Lejos de haber sido regalado al hombre el pensamiento, la verdad es –una verdad que yo ahora no puedo razonar suficientemente, sino sólo enunciarla–, la verdad es que se lo ha ido haciendo, fabricando poco a poco, merced a una disciplina, a un cultivo o cultura, a un esfuerzo milenario de muchos milenios, sin haber aún logrado –ni mucho menos– terminar esa elaboración. No sólo no fue dado el pensamiento, desde luego, al hombre, sino que, aun a estas alturas de la historia, sólo ha logrado forjarse una débil porción y una tosca forma de lo que, en el sentido ingenuo y normal del vocablo, solemos entender por tal. Y aun esa porción ya lograda, a fuer de cualidad adquirida y no constitutiva, está siempre en riesgo de perderse y en grandes dosis se ha perdido, muchas veces de hecho, en el pasado y hoy estamos a punto de perderla otra vez. Hasta ese grado, a diferencia de los demás seres del universo, el hombre no es nunca seguramente hombre,sino que ser hombre significa, precisamente, estar siempre a punto de no serlo, ser viviente problema, absoluta y azarosa aventura o, como yo suelo decir: ser, por esencia, drama. Porque sólo hay drama cuando no se sabe lo que va a pasar, sino que cada instante es puro peligro y trémulo riesgo. Mientras el tigre no puede dejar de ser tigre, no puede destigrarse, el hombre vive en riesgo permanente de deshumanizarse. No sólo es problemático y contingente que le pase esto o lo otro, como a los demás animales, sino que al hombre le pasa a veces nada menos que no ser hombre. Y esto es verdad, no sólo en abstracto y en género, sino que vale referido a nuestra individualidad. Cada uno de nosotros está siempre en peligro de no ser el sí mismo,único e intransferible, que es. La mayor parte de los hombres traiciona de continuo a ese sí mismo que está esperando ser y, para decir toda la verdad, es nuestra individualidad personal un personaje que no se realiza nunca del todo, una utopía incitante, una leyenda secreta que cada cual guarda en lo más hondo de su pecho. Se comprende muy bien que Píndaro resumiese su heroica ética en el conocido imperativo: Γένοι᾽, οἶος, ἔσσι, «llega a ser el que eres».
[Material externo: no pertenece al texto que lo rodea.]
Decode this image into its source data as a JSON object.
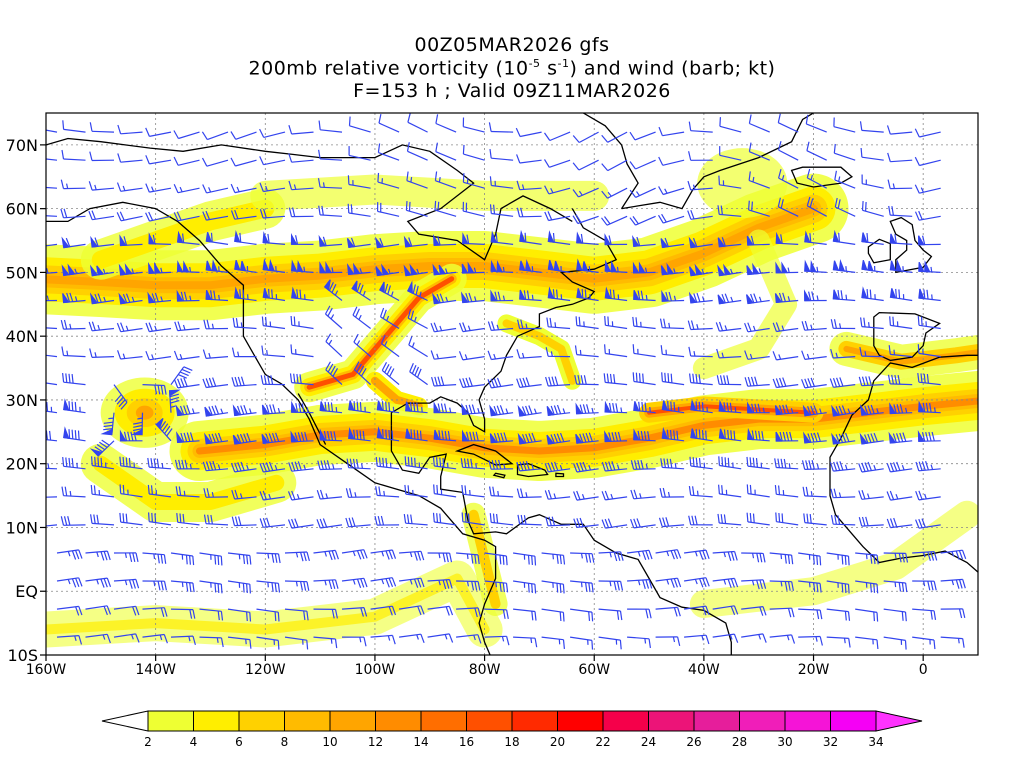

La condición del hombre es, pues, incertidumbre sustancial. Por eso está tan bien aquel mote, grácilmente amanerado, de un señor borgoñón del siglo XV. «Rien ne m’est sûr que la chose incertaine». «Sólo me es seguro lo inseguro e incierto».

No hay adquisición humana que sea firme. Aun lo que nos parezca más logrado y consolidado, puede desaparecer en pocas generaciones. Eso que llamamos «civilización» –todas esas comodidades físicas y morales, todos esos descansos, todos esos cobijos, todas esas virtudes y disciplinas habitualizadas ya, con que solemos contar y que, en efecto, constituyen un repertorio o sistema de seguridades que el hombre se fabricó como una balsa, en el naufragio inicial que es siempre vivir–, todas esas seguridades son seguridades inseguras que en un dos por tres, al menor descuido, escapan de entre las manos de los hombres y se desvanecen como fantasmas. La historia nos cuenta de innumerables retrocesos, de decadencias y degeneraciones. Pero no está dicho que no sean posibles retrocesos mucho más radicales que todos los conocidos, incluso el más radical de todos: la total volatilización del hombre como hombre, y su taciturno reingreso en la escala animal, en la plena y definitiva alteración. La suerte de la cultura, el destino del hombre, depende de que en el fondo de nuestro ser mantengamos siempre vivaz esta dramática conciencia y, como un contrapunto murmurante en nuestras entrañas, sintamos bien que sólo nos es segura la inseguridad.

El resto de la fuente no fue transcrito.